If $a_0+\frac{a_1}{2}+\dots + \frac{a_n}{n+1}=0$ then $a_nx^n+\dots + a_0$ has a root in $[0,1]$ [duplicate]

Let $P(x)=a_nx^n+a_{n-1}x^{n-1}+\dots +a_0$ be a real polynomial such that $a_0+\frac{a_1}{2}+\frac{a_2}{3}+\dots + \frac{a_n}{n+1}=0$.

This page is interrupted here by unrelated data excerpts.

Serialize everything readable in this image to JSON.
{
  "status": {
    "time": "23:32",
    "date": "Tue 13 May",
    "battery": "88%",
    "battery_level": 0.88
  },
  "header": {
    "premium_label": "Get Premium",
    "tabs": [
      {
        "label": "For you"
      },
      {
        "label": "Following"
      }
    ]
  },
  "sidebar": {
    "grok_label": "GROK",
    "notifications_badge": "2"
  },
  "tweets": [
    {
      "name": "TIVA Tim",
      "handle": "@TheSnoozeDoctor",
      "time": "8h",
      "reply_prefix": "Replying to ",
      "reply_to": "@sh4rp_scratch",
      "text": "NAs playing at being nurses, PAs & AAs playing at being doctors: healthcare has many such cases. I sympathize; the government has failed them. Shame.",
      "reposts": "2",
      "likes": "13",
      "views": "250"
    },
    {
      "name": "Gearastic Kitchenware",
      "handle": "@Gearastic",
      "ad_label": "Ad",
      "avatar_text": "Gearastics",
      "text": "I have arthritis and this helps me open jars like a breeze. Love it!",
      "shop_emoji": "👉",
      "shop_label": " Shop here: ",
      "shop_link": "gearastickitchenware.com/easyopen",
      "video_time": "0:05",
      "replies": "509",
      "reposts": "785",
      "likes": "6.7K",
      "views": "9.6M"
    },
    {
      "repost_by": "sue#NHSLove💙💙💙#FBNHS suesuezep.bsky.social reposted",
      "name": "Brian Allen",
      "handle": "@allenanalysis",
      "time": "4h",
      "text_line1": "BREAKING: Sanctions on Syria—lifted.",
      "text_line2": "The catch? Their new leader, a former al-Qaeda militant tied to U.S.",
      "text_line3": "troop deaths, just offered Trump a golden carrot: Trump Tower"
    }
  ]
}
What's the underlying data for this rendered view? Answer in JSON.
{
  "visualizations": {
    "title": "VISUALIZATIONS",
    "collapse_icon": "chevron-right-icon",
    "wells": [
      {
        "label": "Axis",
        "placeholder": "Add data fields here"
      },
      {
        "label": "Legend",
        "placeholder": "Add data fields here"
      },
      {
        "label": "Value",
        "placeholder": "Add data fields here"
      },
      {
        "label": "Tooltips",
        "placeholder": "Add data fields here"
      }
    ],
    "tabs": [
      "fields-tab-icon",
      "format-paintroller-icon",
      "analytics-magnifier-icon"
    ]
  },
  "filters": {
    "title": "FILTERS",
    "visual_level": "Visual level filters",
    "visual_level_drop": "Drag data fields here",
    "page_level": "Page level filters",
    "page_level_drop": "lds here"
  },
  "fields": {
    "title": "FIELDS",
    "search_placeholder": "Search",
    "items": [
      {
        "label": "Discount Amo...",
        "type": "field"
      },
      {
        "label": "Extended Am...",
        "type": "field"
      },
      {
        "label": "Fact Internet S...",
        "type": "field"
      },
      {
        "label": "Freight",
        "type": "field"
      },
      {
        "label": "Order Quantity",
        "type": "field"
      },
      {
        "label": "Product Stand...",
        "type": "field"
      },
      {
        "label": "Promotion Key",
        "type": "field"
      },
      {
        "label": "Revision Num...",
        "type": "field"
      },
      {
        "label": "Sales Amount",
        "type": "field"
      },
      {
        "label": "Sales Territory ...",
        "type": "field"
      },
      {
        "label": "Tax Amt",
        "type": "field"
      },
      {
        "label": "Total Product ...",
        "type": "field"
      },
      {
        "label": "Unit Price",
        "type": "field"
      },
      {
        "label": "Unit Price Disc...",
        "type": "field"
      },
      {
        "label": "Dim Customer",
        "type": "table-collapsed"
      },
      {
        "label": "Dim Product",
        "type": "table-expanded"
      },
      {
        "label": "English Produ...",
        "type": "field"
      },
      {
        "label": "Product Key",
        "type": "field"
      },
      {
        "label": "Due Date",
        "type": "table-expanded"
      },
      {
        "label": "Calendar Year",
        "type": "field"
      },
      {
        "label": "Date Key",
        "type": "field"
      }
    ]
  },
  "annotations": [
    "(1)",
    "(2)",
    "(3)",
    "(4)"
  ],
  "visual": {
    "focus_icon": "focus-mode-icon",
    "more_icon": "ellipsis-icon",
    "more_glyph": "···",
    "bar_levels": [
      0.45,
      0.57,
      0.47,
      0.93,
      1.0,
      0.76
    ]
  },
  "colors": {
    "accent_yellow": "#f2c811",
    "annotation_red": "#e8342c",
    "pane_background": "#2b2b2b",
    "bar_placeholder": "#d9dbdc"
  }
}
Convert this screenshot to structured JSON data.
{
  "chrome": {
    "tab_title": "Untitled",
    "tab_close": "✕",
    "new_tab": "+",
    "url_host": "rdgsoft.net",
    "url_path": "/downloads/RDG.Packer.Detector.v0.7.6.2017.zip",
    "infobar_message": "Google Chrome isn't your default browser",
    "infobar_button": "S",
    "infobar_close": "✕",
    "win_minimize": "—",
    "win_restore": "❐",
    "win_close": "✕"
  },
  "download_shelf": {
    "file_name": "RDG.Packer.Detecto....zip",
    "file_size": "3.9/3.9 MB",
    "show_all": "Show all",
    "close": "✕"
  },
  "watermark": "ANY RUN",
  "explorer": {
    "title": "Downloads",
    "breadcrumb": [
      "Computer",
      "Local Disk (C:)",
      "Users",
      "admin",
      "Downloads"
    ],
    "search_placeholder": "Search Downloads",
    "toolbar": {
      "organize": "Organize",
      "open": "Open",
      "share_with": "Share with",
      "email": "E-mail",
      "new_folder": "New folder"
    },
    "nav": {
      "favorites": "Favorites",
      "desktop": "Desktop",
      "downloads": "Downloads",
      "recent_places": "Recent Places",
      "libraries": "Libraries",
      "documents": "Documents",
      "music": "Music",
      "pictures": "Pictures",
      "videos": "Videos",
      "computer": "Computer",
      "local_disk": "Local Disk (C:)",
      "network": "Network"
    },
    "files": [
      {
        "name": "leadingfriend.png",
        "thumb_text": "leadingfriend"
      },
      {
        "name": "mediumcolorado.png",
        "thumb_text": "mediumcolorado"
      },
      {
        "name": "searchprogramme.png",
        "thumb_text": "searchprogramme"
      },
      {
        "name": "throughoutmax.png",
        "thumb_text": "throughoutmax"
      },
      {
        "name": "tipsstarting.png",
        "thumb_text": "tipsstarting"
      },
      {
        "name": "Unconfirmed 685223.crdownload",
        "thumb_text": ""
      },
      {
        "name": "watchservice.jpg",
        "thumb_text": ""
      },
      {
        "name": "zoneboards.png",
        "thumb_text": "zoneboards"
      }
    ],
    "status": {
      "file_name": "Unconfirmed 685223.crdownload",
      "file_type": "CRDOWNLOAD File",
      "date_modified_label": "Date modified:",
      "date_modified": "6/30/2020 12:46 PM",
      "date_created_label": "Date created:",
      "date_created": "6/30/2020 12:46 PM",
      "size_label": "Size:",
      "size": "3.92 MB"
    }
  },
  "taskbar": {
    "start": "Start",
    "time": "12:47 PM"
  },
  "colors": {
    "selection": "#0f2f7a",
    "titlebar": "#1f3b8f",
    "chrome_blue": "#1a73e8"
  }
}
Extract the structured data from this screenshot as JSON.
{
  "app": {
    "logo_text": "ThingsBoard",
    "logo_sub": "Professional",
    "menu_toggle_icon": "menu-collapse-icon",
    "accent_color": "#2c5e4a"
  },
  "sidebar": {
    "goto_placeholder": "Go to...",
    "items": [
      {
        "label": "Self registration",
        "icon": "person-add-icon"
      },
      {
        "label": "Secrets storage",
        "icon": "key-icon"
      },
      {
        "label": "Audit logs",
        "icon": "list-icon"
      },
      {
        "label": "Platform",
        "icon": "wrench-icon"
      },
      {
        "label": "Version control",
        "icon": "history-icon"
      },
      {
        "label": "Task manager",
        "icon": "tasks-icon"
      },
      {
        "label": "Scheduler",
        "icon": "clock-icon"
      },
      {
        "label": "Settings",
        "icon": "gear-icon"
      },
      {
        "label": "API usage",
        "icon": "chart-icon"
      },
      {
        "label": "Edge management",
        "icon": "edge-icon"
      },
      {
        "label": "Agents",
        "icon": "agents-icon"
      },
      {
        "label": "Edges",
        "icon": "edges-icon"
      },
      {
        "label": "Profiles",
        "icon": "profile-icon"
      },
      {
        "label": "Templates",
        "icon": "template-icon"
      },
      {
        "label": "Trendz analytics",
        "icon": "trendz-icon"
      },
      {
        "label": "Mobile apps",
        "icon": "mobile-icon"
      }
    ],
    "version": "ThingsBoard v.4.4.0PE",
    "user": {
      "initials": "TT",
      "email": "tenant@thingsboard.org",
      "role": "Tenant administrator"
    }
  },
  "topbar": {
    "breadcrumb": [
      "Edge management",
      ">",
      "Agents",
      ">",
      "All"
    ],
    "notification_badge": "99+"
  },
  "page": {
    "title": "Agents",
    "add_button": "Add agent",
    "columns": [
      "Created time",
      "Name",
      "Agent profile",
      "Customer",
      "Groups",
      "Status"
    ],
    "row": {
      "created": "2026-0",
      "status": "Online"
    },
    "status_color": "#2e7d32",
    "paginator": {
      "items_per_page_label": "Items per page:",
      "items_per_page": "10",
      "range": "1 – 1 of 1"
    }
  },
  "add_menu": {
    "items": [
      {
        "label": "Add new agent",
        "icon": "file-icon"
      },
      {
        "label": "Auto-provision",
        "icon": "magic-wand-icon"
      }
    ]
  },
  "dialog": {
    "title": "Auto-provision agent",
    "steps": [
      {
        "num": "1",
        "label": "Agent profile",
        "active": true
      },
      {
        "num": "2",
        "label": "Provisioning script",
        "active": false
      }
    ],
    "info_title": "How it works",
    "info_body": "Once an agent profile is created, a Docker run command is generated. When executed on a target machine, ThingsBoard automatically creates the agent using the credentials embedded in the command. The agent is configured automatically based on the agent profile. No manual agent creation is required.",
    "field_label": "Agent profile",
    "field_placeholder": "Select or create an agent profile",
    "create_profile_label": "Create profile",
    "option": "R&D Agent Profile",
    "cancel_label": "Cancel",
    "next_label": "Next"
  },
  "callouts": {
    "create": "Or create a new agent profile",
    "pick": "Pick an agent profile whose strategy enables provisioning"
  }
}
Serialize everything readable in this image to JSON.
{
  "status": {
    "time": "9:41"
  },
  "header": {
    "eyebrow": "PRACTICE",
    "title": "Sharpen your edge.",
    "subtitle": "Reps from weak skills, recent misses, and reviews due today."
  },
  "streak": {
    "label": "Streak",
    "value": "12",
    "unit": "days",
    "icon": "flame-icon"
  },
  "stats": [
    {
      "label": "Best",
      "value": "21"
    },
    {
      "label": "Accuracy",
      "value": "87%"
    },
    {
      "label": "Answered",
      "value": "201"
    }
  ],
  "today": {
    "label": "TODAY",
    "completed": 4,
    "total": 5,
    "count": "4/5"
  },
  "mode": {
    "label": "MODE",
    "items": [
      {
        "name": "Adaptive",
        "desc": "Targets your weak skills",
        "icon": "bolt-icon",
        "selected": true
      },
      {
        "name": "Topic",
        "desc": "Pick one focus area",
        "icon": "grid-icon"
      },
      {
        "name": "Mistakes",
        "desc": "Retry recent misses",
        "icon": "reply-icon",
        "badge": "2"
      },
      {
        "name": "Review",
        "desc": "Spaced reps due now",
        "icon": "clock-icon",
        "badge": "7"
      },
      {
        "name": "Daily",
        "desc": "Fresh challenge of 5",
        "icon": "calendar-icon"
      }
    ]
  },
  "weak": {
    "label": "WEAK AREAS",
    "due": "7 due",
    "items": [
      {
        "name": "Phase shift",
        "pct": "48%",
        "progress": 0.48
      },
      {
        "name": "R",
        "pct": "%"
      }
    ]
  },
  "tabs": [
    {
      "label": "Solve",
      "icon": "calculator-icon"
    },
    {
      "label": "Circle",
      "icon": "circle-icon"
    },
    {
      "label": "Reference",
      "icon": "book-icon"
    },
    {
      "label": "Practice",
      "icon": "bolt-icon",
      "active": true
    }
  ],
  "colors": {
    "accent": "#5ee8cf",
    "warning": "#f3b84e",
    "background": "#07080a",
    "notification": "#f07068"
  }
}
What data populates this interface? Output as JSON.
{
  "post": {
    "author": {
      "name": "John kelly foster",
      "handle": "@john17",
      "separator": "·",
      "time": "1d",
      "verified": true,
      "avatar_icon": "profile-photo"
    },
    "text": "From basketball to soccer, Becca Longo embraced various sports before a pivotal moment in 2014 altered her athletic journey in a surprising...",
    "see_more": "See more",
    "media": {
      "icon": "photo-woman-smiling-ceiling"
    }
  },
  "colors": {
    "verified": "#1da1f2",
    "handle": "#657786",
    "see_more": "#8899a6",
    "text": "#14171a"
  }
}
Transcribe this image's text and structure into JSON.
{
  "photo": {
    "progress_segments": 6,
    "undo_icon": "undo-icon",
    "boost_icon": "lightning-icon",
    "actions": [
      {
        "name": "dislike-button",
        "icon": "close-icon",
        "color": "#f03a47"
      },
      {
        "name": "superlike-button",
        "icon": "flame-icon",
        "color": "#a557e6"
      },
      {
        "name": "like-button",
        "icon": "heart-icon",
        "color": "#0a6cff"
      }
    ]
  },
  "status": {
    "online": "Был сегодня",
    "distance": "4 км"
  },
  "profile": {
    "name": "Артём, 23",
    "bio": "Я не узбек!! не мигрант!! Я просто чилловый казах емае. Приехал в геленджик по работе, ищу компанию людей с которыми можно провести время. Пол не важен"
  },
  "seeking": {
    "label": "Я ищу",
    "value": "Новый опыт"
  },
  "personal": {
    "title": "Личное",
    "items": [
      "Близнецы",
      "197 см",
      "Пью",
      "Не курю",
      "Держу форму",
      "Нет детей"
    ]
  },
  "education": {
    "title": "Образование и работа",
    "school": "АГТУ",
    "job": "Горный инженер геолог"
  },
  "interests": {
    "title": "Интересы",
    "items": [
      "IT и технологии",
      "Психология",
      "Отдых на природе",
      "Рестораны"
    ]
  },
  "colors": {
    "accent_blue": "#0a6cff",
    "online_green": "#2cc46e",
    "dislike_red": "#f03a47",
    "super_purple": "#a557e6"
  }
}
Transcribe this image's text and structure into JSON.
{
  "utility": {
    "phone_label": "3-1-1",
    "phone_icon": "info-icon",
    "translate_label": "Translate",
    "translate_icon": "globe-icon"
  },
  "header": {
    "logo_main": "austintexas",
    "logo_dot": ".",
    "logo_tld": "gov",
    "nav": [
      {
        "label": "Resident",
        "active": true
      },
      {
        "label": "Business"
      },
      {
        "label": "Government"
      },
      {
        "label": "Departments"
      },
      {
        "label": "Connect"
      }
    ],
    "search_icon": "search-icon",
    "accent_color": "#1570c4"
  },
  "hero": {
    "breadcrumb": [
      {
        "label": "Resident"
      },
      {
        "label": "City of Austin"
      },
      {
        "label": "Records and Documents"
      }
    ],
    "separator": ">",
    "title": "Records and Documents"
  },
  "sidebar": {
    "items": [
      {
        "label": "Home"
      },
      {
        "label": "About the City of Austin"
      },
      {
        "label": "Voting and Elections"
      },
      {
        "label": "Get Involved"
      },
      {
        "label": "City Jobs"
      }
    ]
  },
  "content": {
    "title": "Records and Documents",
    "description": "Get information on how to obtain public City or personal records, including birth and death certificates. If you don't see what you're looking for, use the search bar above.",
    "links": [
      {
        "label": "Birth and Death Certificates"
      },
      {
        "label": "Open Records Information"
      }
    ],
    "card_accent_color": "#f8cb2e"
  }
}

Show that $P$ has a root in $[0,1]$. I would like proof verification and alternative proofs.

My solution:

notice that the antiderivative of $P(x)$ is $\frac{a_nx^{n+1}}{n+1}+\frac{a_{n-1}x^n}{n}+\dots + \frac{a_1x^2}{2}+a_0x+C$. From here $\int_{0}^1P(x)dx=a_0+\frac{a_1}{2}+\frac{a_2}{3}+\dots + \frac{a_n}{n+1}=0$. If $P$ had no roots then $P$ would be a strictly positive(or negative) continuous function, so its integral would be strictly positive ( or negative), a contradiction.


This problem was made famous by the Putnam competition many years ago. The customary answer is to apply Rolle's theorem to the polynomial $R(x) = \int_0^x P(t) dt$ on the interval $[0,1]$ where $R(0)=R(1)=0$, and is equivalent to your solution.